Esse foi o terceiro rebaixamento do Brasil apenas este ano – as agências Standard & Poor’s e Moody’s já haviam feito o mesmo em Fevereiro. Mas, diferentemente do que fez nas duas quedas anteriores em sua gestão, o ministro da Fazenda, Nelson Barbosa, preferiu não comentar o rebaixamento.

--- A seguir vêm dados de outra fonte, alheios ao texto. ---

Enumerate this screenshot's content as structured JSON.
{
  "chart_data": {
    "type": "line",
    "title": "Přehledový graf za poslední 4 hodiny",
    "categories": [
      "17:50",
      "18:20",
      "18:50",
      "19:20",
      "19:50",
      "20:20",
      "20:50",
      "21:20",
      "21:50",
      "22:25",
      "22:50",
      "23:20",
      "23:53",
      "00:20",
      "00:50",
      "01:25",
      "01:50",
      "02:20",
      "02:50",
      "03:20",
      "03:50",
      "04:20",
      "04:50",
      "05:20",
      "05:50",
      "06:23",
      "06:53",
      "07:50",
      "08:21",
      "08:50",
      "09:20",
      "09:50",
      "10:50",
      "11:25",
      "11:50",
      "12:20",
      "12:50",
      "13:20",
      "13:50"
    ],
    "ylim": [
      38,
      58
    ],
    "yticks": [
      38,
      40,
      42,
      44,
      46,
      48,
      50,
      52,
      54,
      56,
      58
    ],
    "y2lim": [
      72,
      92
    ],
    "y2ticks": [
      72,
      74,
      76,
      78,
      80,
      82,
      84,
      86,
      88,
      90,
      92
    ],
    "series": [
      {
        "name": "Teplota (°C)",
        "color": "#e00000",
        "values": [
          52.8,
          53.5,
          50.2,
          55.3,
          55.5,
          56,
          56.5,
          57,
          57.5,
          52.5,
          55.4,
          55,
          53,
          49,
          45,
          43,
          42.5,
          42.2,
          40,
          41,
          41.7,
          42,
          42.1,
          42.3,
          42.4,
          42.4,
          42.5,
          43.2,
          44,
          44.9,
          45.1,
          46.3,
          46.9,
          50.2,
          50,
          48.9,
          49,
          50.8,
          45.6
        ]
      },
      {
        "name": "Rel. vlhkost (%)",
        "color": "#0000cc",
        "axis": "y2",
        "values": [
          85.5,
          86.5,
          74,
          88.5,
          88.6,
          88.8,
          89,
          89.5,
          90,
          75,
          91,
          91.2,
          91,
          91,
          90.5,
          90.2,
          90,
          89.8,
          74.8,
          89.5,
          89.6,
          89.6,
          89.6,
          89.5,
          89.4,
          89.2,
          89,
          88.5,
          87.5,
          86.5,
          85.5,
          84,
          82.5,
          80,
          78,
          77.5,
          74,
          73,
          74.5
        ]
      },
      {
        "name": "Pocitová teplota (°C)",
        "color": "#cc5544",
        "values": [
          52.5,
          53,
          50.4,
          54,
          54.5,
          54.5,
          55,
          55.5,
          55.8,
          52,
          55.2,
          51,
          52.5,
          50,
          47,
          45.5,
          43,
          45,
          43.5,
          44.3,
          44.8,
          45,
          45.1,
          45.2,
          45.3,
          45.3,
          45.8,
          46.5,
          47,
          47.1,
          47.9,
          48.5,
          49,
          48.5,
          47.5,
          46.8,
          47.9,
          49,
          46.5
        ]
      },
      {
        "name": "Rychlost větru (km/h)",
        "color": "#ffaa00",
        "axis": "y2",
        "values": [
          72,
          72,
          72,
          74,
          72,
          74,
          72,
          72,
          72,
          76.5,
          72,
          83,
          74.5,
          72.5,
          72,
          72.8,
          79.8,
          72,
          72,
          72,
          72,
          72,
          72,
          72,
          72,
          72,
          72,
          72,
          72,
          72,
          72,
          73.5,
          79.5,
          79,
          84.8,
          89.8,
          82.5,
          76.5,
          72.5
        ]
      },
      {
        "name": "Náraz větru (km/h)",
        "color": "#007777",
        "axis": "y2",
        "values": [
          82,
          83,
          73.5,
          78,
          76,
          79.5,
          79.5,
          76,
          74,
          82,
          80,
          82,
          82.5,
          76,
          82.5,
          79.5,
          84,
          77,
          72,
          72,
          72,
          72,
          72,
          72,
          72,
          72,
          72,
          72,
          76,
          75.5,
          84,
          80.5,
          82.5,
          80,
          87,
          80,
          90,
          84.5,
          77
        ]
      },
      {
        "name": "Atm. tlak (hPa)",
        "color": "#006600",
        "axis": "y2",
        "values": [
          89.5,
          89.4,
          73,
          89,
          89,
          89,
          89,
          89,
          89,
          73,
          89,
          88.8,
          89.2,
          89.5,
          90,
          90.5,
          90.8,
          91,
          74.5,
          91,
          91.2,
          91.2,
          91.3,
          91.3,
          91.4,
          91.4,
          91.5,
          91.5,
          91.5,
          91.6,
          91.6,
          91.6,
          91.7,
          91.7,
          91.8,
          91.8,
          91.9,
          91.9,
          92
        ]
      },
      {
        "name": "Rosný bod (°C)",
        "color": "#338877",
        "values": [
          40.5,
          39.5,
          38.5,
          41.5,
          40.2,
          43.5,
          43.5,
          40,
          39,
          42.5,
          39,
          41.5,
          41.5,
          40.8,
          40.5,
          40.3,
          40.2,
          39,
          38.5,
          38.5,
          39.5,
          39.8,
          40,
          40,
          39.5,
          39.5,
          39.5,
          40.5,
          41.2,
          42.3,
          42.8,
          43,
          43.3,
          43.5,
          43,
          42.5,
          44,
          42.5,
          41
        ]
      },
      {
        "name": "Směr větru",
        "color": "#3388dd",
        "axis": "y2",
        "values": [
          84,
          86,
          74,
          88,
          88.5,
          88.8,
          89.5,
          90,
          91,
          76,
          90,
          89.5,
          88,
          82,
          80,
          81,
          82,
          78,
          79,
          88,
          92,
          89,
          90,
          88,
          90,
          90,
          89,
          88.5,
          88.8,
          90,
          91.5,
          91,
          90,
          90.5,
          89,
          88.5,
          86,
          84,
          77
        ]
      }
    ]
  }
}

A decisão da Fitch fez o Brasil retroceder ao mesmo patamar que tinha em 2006. A agência ressaltou, na justificativa para a queda, que o Brasil continua enfrentando um ambiente político muito desafiador. “A baixa popularidade e o processo de impeachment da presidente, a expansão do alcance das investigações de corrupção da Lava Jato e os protestos nas ruas contaminaram o ambiente político”, disse à agência.

Quem fica no lugar de Cunha?

Com o afastamento de Eduardo Cunha, começam as articulações em torno do que acontecerá com a presidência da Câmara. A princípio, o vice-presidente da Câmara dos Deputados, Waldir Maranhão (PP), assumiu a vaga, mas a sua permanência no cargo é incerta.

Os principais partidos de oposição (PSDB, DEM, PPS e PSB) divulgaram nota exigindo novas eleições, apesar de o entendimento da área técnica da Casa defender que o afastamento não gera a chamada “vacância do cargo”, necessária para a realização de um novo pleito.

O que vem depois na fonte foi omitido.